Location
- R. Armindo Rodrigues 28 Lisbon, 1600-414 Portugal

Information
- Type: Private school
- Motto: Surge Ut Aquila
- Religious affiliation: Opus Dei
- Established: 1978; 48 years ago
- Founder: Parents
- Head teacher: Arq. Ricardo Roque Martins
- Gender: Boys
- Age range: 1–18
- Average class size: 18
- Hours in school day: 8
- Colour: Burgundy
- Affiliations: Colégio Mira Rio; Colégio Cedros; Colégio Horizonte;
- Website: www.colegioplanalto.pt

= Colégio Planalto =

Colégio Planalto is a Portuguese boys-only school, located in Lisbon, Portugal. It is a Catholic school and a member of the IB Diploma Programme. Opus Dei, an institution of the Catholic Church, is in charge of its religious teachings and services.

==History==
The school was created in 1978 by a group of parents that were discontent with the national school system.

The school's programme focuses on personalized education (as promoted and formalised by Professor Victor Garcia Hoz), being particularly renowned for its excellent academics and catholic teachings. The school offers education for all years from kingergarden to high school, offering the International Baccalaureate programme.

Although the school accepts students from faiths and religions, the educational programme practiced in the school is of deep Catholic underpinnings with a particular preoccupation of involving the parents in the school's activities and programs. The school is very associated with the Opus Dei, not only drawing from it its values and principles, but also through the presence of ecclesiastics including their involvement in classes. The nomination of chaplains and Religion teachers is, therefore, a responsibility of the Opus Dei prelature. The school's chapel was consecrated by José Policarpo.

==About==
The school is widely known for its excellent standard and very good position in the national ranking of schools. The school received national mediatic attention several times because of its choice to be an all-boys school, something rare in Portugal.
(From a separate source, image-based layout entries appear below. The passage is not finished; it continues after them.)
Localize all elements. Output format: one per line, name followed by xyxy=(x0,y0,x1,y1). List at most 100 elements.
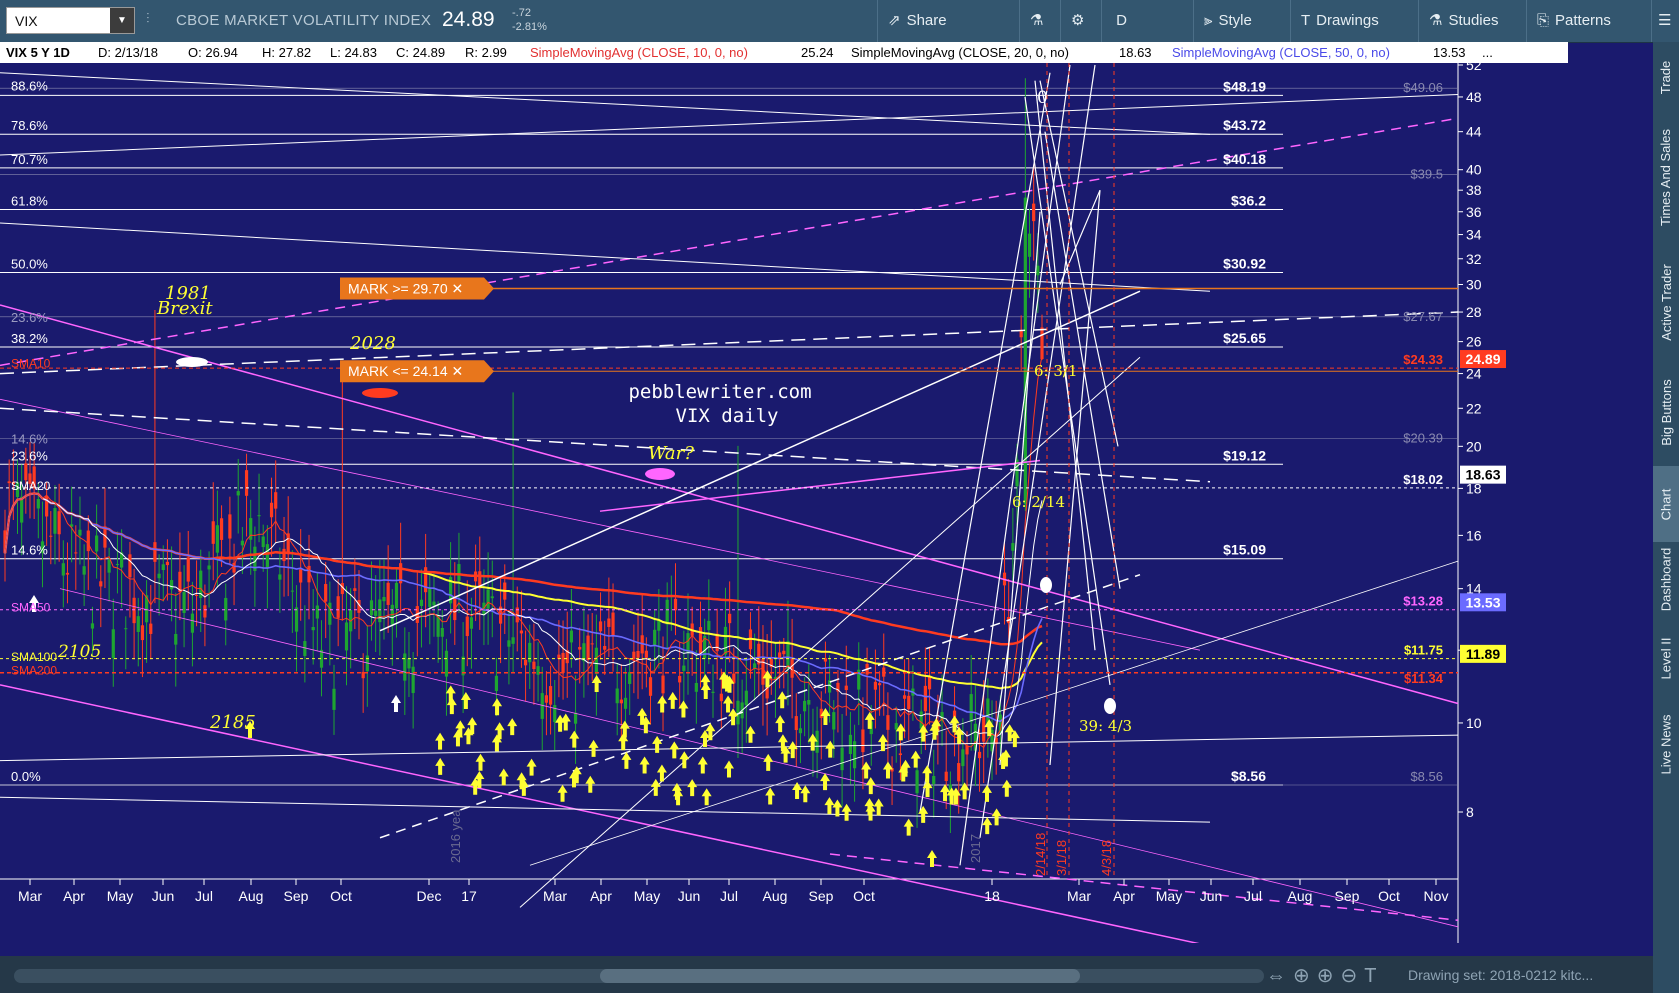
fib-percent-label: 23.6% xyxy=(11,310,48,325)
info-date: D: 2/13/18 xyxy=(98,45,158,60)
candle-body xyxy=(982,716,986,742)
fib-percent-label: 78.6% xyxy=(11,118,48,133)
zoom-in-icon[interactable]: ⊕ xyxy=(1317,965,1341,987)
x-axis-label: Jun xyxy=(678,888,701,904)
patterns-icon: ⎘ xyxy=(1537,12,1550,29)
candle-body xyxy=(282,548,286,562)
crosshair-icon[interactable]: ⊕ xyxy=(1293,965,1317,987)
studies-label: Studies xyxy=(1448,12,1499,29)
candle-body xyxy=(124,628,128,630)
style-button[interactable]: ⫸ Style xyxy=(1193,0,1289,42)
fib-percent-label: 14.6% xyxy=(11,543,48,558)
red-oval-marker xyxy=(362,388,398,398)
price-chart[interactable]: 1981Brexit2028War?218521056: 3/16: 2/143… xyxy=(0,63,1560,943)
candle-body xyxy=(807,699,811,705)
y-axis-label: 48 xyxy=(1466,89,1482,105)
candle-body xyxy=(228,514,232,539)
flask-button[interactable]: ⚗ xyxy=(1019,0,1059,42)
drawing-set-label[interactable]: Drawing set: 2018-0212 kitc... xyxy=(1408,967,1593,983)
candle-body xyxy=(803,700,807,712)
patterns-button[interactable]: ⎘ Patterns xyxy=(1526,0,1650,42)
x-axis-label: Jun xyxy=(152,888,175,904)
candle-body xyxy=(324,584,328,602)
candle-body xyxy=(957,763,961,782)
sidebar-tab-big-buttons[interactable]: Big Buttons xyxy=(1653,362,1679,462)
chart-background xyxy=(0,63,1560,943)
candle-body xyxy=(174,633,178,645)
share-button[interactable]: ⇗ Share xyxy=(877,0,967,42)
candle-body xyxy=(507,640,511,647)
scrollbar-thumb[interactable] xyxy=(600,969,1080,983)
candle-body xyxy=(265,544,269,568)
studies-button[interactable]: ⚗ Studies xyxy=(1418,0,1525,42)
candle-body xyxy=(877,683,882,686)
x-axis-label: Aug xyxy=(239,888,264,904)
sidebar-tab-dashboard[interactable]: Dashboard xyxy=(1653,546,1679,613)
candle-body xyxy=(169,580,174,590)
studies-icon: ⚗ xyxy=(1429,12,1443,29)
white-dot-marker xyxy=(1040,577,1052,593)
style-label: Style xyxy=(1218,12,1252,29)
sidebar-tab-label: Times And Sales xyxy=(1658,128,1674,226)
info-sma20-label: SimpleMovingAvg (CLOSE, 20, 0, no) xyxy=(851,45,1069,60)
price-tag-label: 24.89 xyxy=(1465,351,1500,367)
candle-body xyxy=(840,747,844,771)
sidebar-tab-active-trader[interactable]: Active Trader xyxy=(1653,246,1679,358)
symbol-dropdown-icon[interactable]: ▼ xyxy=(110,8,134,33)
symbol-selector[interactable]: VIX ▼ xyxy=(6,7,135,34)
x-axis-label: Sep xyxy=(1335,888,1360,904)
period-button[interactable]: D xyxy=(1101,0,1141,42)
candle-body xyxy=(707,620,711,631)
price-chart-area[interactable]: 1981 Brexit 2028 War? 2185 2105 6: 3/1 6: 2/14 3… xyxy=(0,63,1560,943)
sidebar-tab-chart[interactable]: Chart xyxy=(1653,466,1679,542)
candle-body xyxy=(99,581,103,587)
sidebar-tab-times-and-sales[interactable]: Times And Sales xyxy=(1653,112,1679,242)
text-tool-icon[interactable]: T xyxy=(1364,965,1383,987)
candle-body xyxy=(898,753,903,756)
x-axis-label: Apr xyxy=(590,888,612,904)
candle-body xyxy=(832,712,836,730)
candle-body xyxy=(782,650,786,655)
candle-body xyxy=(332,688,336,710)
candle-body xyxy=(698,627,703,654)
menu-button[interactable]: ☰ xyxy=(1651,0,1679,42)
sidebar-tab-live-news[interactable]: Live News xyxy=(1653,704,1679,784)
settings-button[interactable]: ⚙ xyxy=(1060,0,1100,42)
candle-body xyxy=(190,613,195,633)
white-dot-marker xyxy=(1104,698,1116,714)
candle-body xyxy=(311,627,315,631)
style-icon: ⫸ xyxy=(1204,12,1213,29)
candle-body xyxy=(328,602,332,625)
zoom-out-icon[interactable]: ⊖ xyxy=(1341,965,1365,987)
x-axis-label: Jun xyxy=(1200,888,1223,904)
fib-price-label: $43.72 xyxy=(1223,117,1266,133)
info-more[interactable]: ... xyxy=(1482,42,1493,63)
drawings-button[interactable]: T Drawings xyxy=(1290,0,1417,42)
candle-body xyxy=(269,502,274,518)
sidebar-tab-level-ii[interactable]: Level II xyxy=(1653,617,1679,700)
sidebar-tab-trade[interactable]: Trade xyxy=(1653,46,1679,108)
candle-body xyxy=(873,681,878,690)
candle-body xyxy=(886,715,890,730)
ma-price-label: $11.75 xyxy=(1404,643,1443,658)
candle-body xyxy=(90,623,95,629)
candle-body xyxy=(440,627,444,637)
candle-body xyxy=(615,688,619,704)
candle-body xyxy=(1019,330,1023,338)
white-oval-marker xyxy=(176,357,208,367)
candle-body xyxy=(648,677,653,696)
candle-body xyxy=(49,535,53,537)
share-icon: ⇗ xyxy=(888,12,901,29)
candle-body xyxy=(78,529,82,536)
year-watermark: 2016 yea xyxy=(448,809,463,863)
candle-body xyxy=(20,496,24,523)
candle-body xyxy=(236,491,240,496)
candle-body xyxy=(573,712,578,724)
candle-body xyxy=(532,661,536,670)
candle-body xyxy=(419,599,424,607)
expand-icon[interactable]: ⇔ xyxy=(1266,965,1293,987)
candle-body xyxy=(711,691,715,693)
link-icon[interactable]: ⫶ xyxy=(146,10,150,27)
y-axis-label: 8 xyxy=(1466,804,1474,820)
x-axis-label: Jul xyxy=(1244,888,1262,904)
However, the schools presents this choice as a conscious one made in order for students to focus on academics.

Although it is usually regarded as a school for upper-class students this is not the reality as the school hosts students from various socio-economical backgrounds.

Since school year 2024/2025, Planalto has established and enforced a strict no-mobile phones policy for students, except in rare occasions and for class-deemed purposes only, sanctioned by teachers. This policy aims for higher focus on academic duties and promotion of healthier interpersonal relationships.